Lembranças de amanhã.
Eu não me lembro a data em que aquilo começou, mas eu me lembro exatamente das palavras dele. Me lembro como se fosse hoje, ele de terno azul, chegando do trabalho. Trazia um saco de remédio nas mãos. Eu olhei estranhamente para aqueles remédios, e ele simplesmente sorriu, um sorriso amarelo. É para ajudar a cicatrizar o seu pé, ele disse, eu lembrei do seu corte quando estava voltando do trabalho, e resolvi parar pra comprar um anti-inflamatório. Que corte, eu perguntei, e ele disse, o corte que você teve no pé, por que pisou no copo. Mas eu não tinha pisado em copo nenhum, achei até que ele estava fazendo alguma brincadeira idiota. Pare com isso, eu falei, chateada, afinal isso não é brincadeira que se faça. Que brincadeira, ele perguntou atônito, e foi quando eu levantei meu pé, e ele viu que não tinha nada lá. Mas eu me lembro, você pisou num copo logo depois de eu ter chegado em casa do trabalho. Tomás, eu não estou gostando desta brincadeira, eu disse, e dei as costas, indo colocar os remédios na cozinha. Foi quando eu pisei no copo.

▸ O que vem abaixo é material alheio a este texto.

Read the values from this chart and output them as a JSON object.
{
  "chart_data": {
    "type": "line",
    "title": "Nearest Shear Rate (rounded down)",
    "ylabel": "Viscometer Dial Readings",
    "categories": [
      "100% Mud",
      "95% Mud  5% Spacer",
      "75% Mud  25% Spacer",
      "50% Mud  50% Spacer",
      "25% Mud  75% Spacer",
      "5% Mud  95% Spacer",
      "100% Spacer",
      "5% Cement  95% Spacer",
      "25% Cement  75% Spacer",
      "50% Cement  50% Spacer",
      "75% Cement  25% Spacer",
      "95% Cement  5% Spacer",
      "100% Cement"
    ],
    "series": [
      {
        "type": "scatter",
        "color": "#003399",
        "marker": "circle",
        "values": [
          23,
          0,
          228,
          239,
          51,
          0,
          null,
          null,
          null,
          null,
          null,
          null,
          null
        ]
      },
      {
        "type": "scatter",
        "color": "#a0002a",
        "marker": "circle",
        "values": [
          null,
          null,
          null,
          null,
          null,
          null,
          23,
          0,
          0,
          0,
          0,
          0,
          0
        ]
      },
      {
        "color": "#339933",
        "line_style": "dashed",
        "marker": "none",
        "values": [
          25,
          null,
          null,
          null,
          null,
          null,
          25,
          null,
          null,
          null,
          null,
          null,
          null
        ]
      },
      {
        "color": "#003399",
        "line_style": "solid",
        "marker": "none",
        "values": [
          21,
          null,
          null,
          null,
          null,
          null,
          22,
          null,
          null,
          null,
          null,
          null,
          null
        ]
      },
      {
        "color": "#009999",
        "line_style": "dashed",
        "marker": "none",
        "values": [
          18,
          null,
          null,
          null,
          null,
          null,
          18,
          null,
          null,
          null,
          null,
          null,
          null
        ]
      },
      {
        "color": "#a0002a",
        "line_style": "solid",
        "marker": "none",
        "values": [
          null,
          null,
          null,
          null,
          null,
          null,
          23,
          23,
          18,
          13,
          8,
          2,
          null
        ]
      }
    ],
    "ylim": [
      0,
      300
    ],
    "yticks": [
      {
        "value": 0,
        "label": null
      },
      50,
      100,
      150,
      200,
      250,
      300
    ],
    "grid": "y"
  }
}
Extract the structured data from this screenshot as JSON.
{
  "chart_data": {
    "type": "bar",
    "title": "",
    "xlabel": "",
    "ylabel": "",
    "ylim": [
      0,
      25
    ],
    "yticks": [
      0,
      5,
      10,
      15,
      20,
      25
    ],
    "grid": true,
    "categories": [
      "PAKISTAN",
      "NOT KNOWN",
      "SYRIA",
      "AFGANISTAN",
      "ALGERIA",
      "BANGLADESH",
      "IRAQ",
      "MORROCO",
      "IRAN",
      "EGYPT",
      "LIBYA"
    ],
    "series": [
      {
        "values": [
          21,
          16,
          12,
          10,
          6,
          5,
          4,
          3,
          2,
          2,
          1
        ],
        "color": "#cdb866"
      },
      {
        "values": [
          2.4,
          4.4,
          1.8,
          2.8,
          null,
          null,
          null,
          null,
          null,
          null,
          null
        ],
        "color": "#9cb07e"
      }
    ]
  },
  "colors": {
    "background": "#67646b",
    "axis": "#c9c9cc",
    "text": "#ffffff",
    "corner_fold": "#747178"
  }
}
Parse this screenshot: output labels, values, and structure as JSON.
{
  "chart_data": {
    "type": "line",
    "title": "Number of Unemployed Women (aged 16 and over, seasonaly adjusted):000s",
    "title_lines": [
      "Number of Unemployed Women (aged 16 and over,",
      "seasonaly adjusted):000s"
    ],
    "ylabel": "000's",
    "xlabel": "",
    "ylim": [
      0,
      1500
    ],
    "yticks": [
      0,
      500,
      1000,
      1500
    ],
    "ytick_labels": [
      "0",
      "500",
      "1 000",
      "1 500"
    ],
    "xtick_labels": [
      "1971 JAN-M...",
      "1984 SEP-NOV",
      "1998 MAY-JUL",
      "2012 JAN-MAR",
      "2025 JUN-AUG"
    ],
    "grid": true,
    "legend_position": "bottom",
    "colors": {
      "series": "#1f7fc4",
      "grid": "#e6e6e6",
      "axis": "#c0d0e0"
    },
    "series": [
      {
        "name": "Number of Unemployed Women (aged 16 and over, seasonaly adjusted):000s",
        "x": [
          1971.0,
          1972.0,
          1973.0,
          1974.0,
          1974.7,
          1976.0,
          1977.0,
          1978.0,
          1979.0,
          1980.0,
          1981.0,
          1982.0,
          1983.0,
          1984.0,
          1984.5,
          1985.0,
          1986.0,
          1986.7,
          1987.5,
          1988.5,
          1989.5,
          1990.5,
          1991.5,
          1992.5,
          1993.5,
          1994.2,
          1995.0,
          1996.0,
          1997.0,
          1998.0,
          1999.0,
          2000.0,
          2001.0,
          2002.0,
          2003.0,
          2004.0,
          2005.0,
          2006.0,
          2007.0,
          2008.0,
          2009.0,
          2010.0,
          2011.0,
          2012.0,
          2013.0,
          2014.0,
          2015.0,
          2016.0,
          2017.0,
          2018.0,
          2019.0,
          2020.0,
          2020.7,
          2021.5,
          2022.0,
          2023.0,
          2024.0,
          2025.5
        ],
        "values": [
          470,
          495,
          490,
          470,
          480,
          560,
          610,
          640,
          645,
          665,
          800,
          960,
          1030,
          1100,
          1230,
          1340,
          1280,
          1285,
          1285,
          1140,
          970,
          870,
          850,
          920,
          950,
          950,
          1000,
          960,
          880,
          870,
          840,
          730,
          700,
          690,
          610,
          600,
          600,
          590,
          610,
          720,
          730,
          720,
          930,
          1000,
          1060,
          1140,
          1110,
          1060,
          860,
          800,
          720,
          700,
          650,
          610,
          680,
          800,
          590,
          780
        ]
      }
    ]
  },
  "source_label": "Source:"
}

A partir daí que ele começou a ter estas visões. Ele insistia que não eram visões, que eram como lembranças, que as imagens vinham na mente como coisas do passado. Não atrapalhava muito a vida, as imagens não eram constantes, apesar de aparecerem todos os dias. Muitas vezes nós nos víamos em discussões sobre o acontecimento ou não de algum episódio, eu tentando resolver de antemão um ou outro problema que iria aparecer.
Outra coisa que não consigo me esquecer foi quando ele me acordou, bem cedinho, num sábado chuvoso, com um maravilhoso café da manhã na cama. Ele vinha bem silencioso, mas lágrimas caiam de seus olhos sem parar. Eu acordei, lentamente, e ele sorriu pra mim, enquanto chorava levemente. Parabéns, ele disse, com muita doçura nos lábios. Por quê, eu perguntei, o que houve, um pouco preocupada, um pouco hipnotizada pelo belo sorriso, um pouco curiosa. Parabéns, mamãe, nós teremos uma filha linda em breve, e ela vai ser cantora.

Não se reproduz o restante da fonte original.